Luigi Pirandello (Agrigento, 28 de junho de 1867 — Roma, 10 de dezembro de 1936) foi um dramaturgo, poeta e romancista italiano.
Foi um grande renovador do teatro, com profundo sentido de humor e grande originalidade. Suas obras mais famosas são: Seis personagens à procura de um autor, Assim é, se lhe parece, Cada um a seu modo, O Marido de Minha Mulher e os romances O falecido Matias Pascal, "Um, Nenhum e Cem Mil", "Esta Noite Improvisa-se", etc.
Sua primeira peça de teatro foi O Torniquete escrita entre 1899 e 1900 e encenada pela primeira vez em 1910. Sua obra A Patente, uma comédia de um ato, teve boa repercussão.
A 23 de setembro de 1931, foi agraciado com o grau de Grande-Oficial da Ordem Militar de Sant'Iago da Espada, de Portugal.
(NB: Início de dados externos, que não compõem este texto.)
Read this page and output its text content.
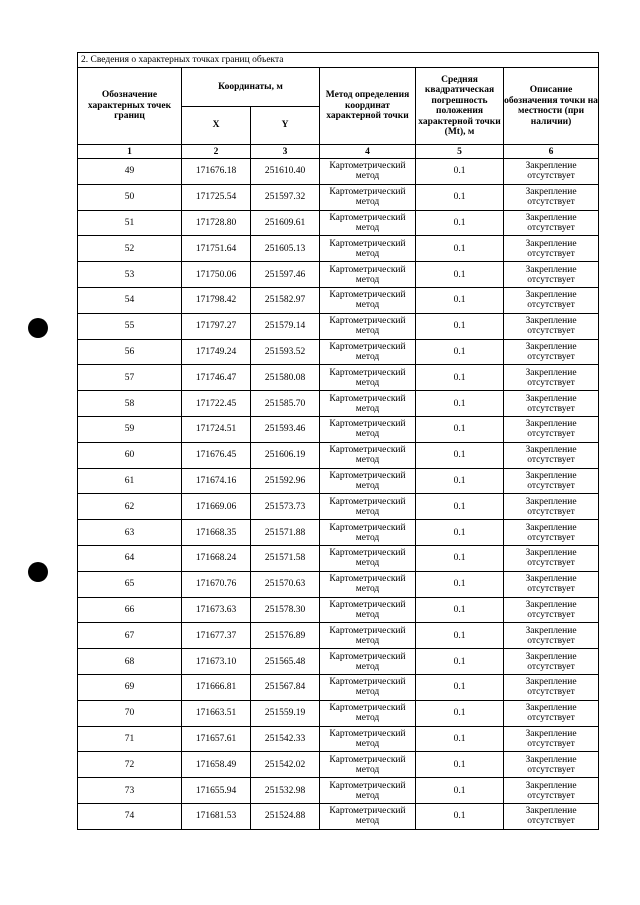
2. Сведения о характерных точках границ объекта					
Обозначение характерных точек границ	Координаты, м		Метод определения координат характерной точки	Средняя квадратическая погрешность положения характерной точки (Mt), м	Описание обозначения точки на местности (при наличии)
	X	Y			
1	2	3	4	5	6
49	171676.18	251610.40	Картометрический метод	0.1	Закрепление отсутствует
50	171725.54	251597.32	Картометрический метод	0.1	Закрепление отсутствует
51	171728.80	251609.61	Картометрический метод	0.1	Закрепление отсутствует
52	171751.64	251605.13	Картометрический метод	0.1	Закрепление отсутствует
53	171750.06	251597.46	Картометрический метод	0.1	Закрепление отсутствует
54	171798.42	251582.97	Картометрический метод	0.1	Закрепление отсутствует
55	171797.27	251579.14	Картометрический метод	0.1	Закрепление отсутствует
56	171749.24	251593.52	Картометрический метод	0.1	Закрепление отсутствует
57	171746.47	251580.08	Картометрический метод	0.1	Закрепление отсутствует
58	171722.45	251585.70	Картометрический метод	0.1	Закрепление отсутствует
59	171724.51	251593.46	Картометрический метод	0.1	Закрепление отсутствует
60	171676.45	251606.19	Картометрический метод	0.1	Закрепление отсутствует
61	171674.16	251592.96	Картометрический метод	0.1	Закрепление отсутствует
62	171669.06	251573.73	Картометрический метод	0.1	Закрепление отсутствует
63	171668.35	251571.88	Картометрический метод	0.1	Закрепление отсутствует
64	171668.24	251571.58	Картометрический метод	0.1	Закрепление отсутствует
65	171670.76	251570.63	Картометрический метод	0.1	Закрепление отсутствует
66	171673.63	251578.30	Картометрический метод	0.1	Закрепление отсутствует
67	171677.37	251576.89	Картометрический метод	0.1	Закрепление отсутствует
68	171673.10	251565.48	Картометрический метод	0.1	Закрепление отсутствует
69	171666.81	251567.84	Картометрический метод	0.1	Закрепление отсутствует
70	171663.51	251559.19	Картометрический метод	0.1	Закрепление отсутствует
71	171657.61	251542.33	Картометрический метод	0.1	Закрепление отсутствует
72	171658.49	251542.02	Картометрический метод	0.1	Закрепление отсутствует
73	171655.94	251532.98	Картометрический метод	0.1	Закрепление отсутствует
74	171681.53	251524.88	Картометрический метод	0.1	Закрепление отсутствует
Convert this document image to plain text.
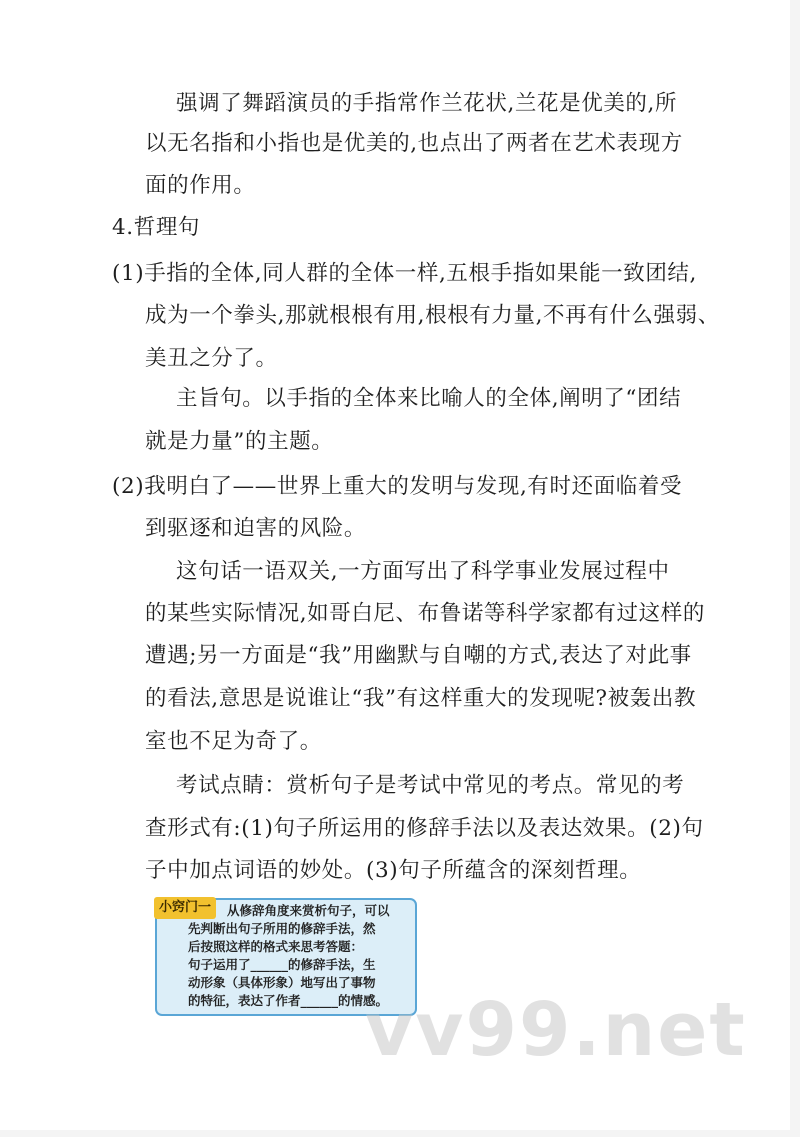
强调了舞蹈演员的手指常作兰花状,兰花是优美的,所
以无名指和小指也是优美的,也点出了两者在艺术表现方
面的作用。
4.哲理句
(1)手指的全体,同人群的全体一样,五根手指如果能一致团结,
成为一个拳头,那就根根有用,根根有力量,不再有什么强弱、
美丑之分了。
主旨句。以手指的全体来比喻人的全体,阐明了“团结
就是力量”的主题。
(2)我明白了——世界上重大的发明与发现,有时还面临着受
到驱逐和迫害的风险。
这句话一语双关,一方面写出了科学事业发展过程中
的某些实际情况,如哥白尼、布鲁诺等科学家都有过这样的
遭遇;另一方面是“我”用幽默与自嘲的方式,表达了对此事
的看法,意思是说谁让“我”有这样重大的发现呢?被轰出教
室也不足为奇了。
考试点睛：赏析句子是考试中常见的考点。常见的考
查形式有:(1)句子所运用的修辞手法以及表达效果。(2)句
子中加点词语的妙处。(3)句子所蕴含的深刻哲理。
小窍门一	从修辞角度来赏析句子，可以
先判断出句子所用的修辞手法，然
后按照这样的格式来思考答题：
句子运用了______的修辞手法，生
动形象（具体形象）地写出了事物
的特征，表达了作者______的情感。
vv99.net
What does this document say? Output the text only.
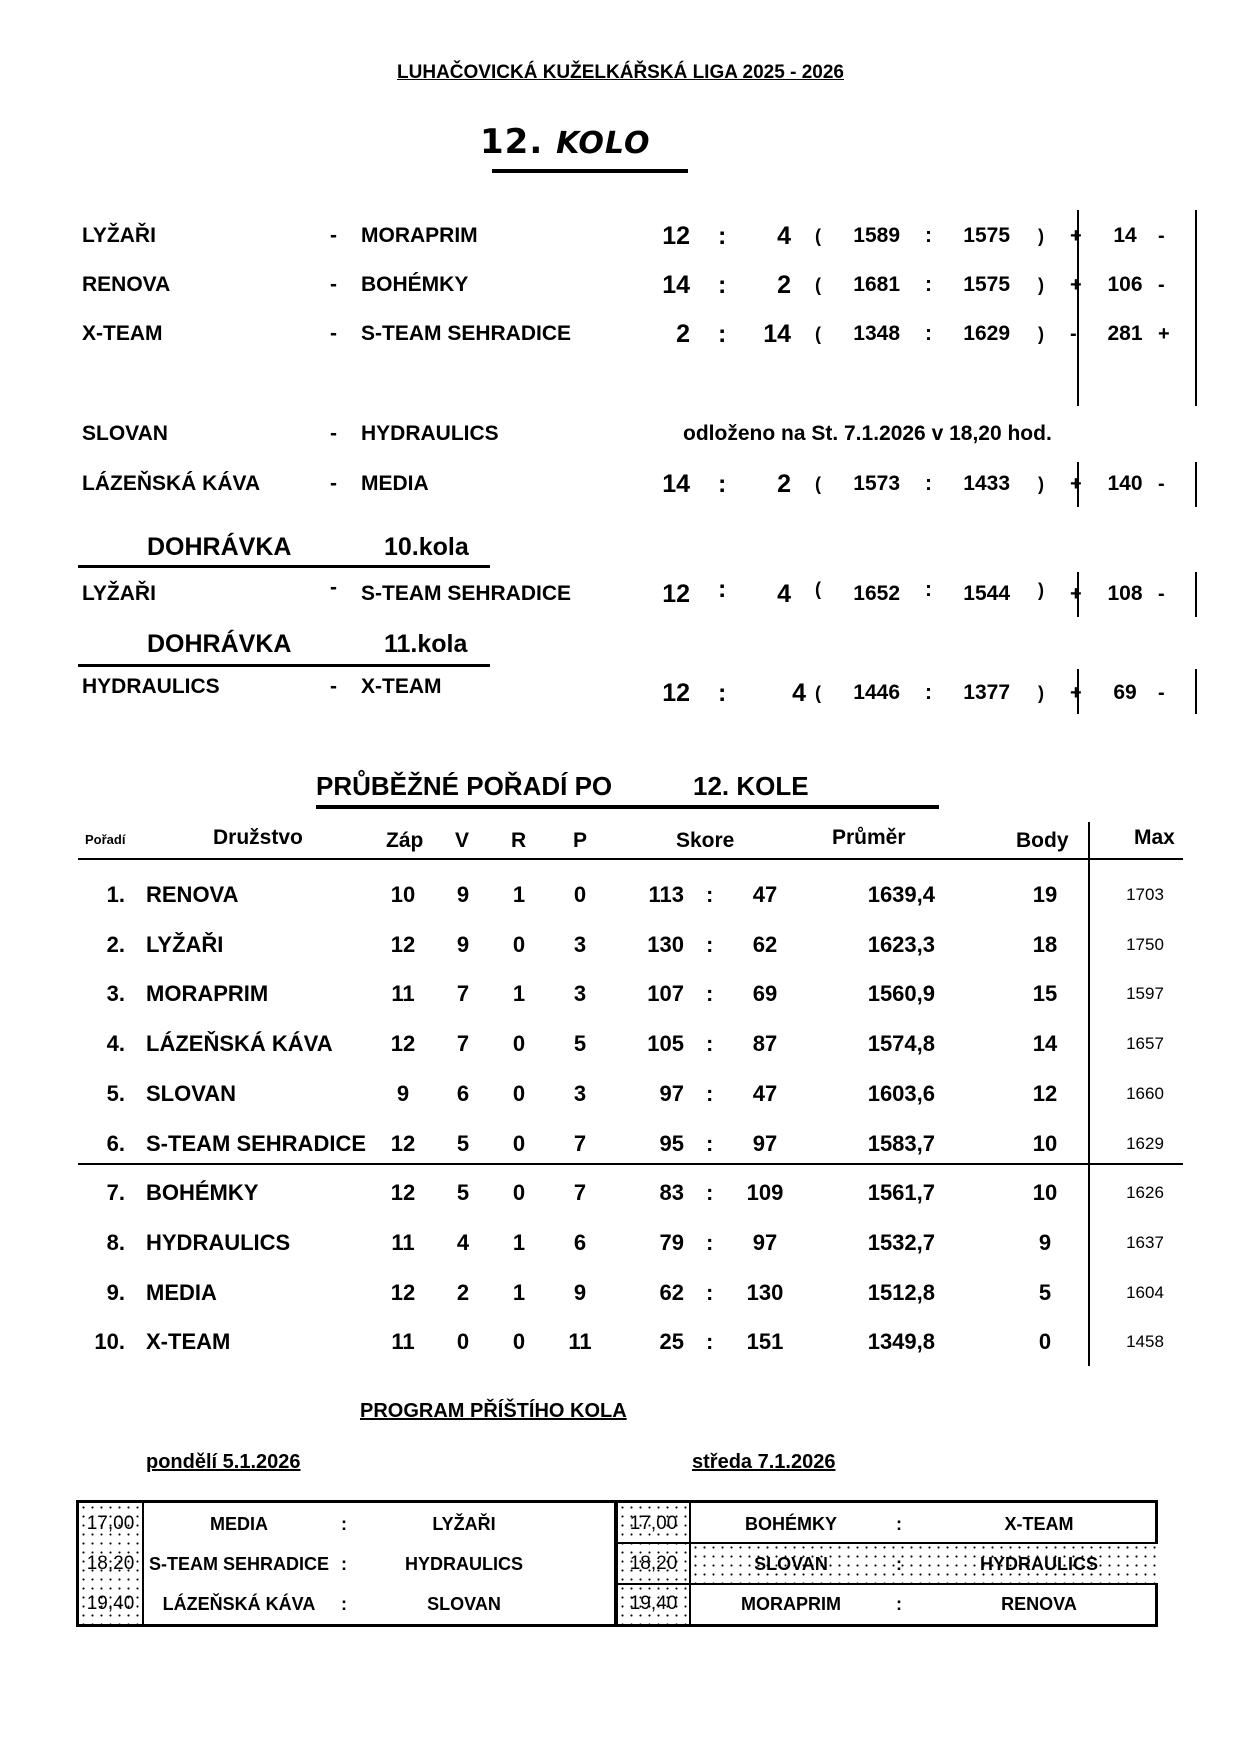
LUHAČOVICKÁ KUŽELKÁŘSKÁ LIGA 2025 - 2026
12. KOLO
LYŽAŘI	- MORAPRIM	12 :	4 (	1589 :	1575 ) +	14	-
RENOVA	- BOHÉMKY	14 :	2 (	1681 :	1575 ) +	106 -
X-TEAM	- S-TEAM SEHRADICE	2 :	14 (	1348 :	1629 ) -	281 +
SLOVAN	- HYDRAULICS	odloženo na St. 7.1.2026 v 18,20 hod.
LÁZEŇSKÁ KÁVA	- MEDIA	14 :	2 (	1573 :	1433 ) +	140 -
DOHRÁVKA	10.kola
LYŽAŘI	- S-TEAM SEHRADICE	12 :	4 (	1652 :	1544 ) +	108 -
DOHRÁVKA	11.kola
HYDRAULICS	- X-TEAM	12 :	4 (	1446 :	1377 ) +	69	-
PRŮBĚŽNÉ POŘADÍ PO	12. KOLE
Pořadí	Družstvo	Záp V R P	Skore	Průměr	Body	Max
1. RENOVA	10	9	1	0	113 :	47	1639,4	19	1703
2. LYŽAŘI	12	9	0	3	130 :	62	1623,3	18	1750
3. MORAPRIM	11	7	1	3	107 :	69	1560,9	15	1597
4. LÁZEŇSKÁ KÁVA	12	7	0	5	105 :	87	1574,8	14	1657
5. SLOVAN	9	6	0	3	97 :	47	1603,6	12	1660
6. S-TEAM SEHRADICE	12	5	0	7	95 :	97	1583,7	10	1629
7. BOHÉMKY	12	5	0	7	83 :	109	1561,7	10	1626
8. HYDRAULICS	11	4	1	6	79 :	97	1532,7	9	1637
9. MEDIA	12	2	1	9	62 :	130	1512,8	5	1604
10. X-TEAM	11	0	0	11	25 :	151	1349,8	0	1458
PROGRAM PŘÍŠTÍHO KOLA
pondělí 5.1.2026	středa 7.1.2026
17,00	MEDIA	:	LYŽAŘI
18,20 S-TEAM SEHRADICE :	HYDRAULICS
19,40	LÁZEŇSKÁ KÁVA	:	SLOVAN
17,00	BOHÉMKY	:	X-TEAM
18,20	SLOVAN	:	HYDRAULICS
19,40	MORAPRIM	:	RENOVA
Recebeu o Nobel de Literatura de 1934.
Coloca-se que o cômico nasce de uma percepção do contrário (no livro Do teatro ao teatro, e tem um capítulo que se chama "O Humorismo"). Mas essa percepção pode se transformar- num sentimento do contrário: é quando aquele que ri procura entender as razões da piada. Portanto não existe mais o distanciamento. Pirandello separa o cômico do humorístico, para passar da atitude cômica para a atitude humorística, é preciso renunciar ao distanciamento e à superioridade.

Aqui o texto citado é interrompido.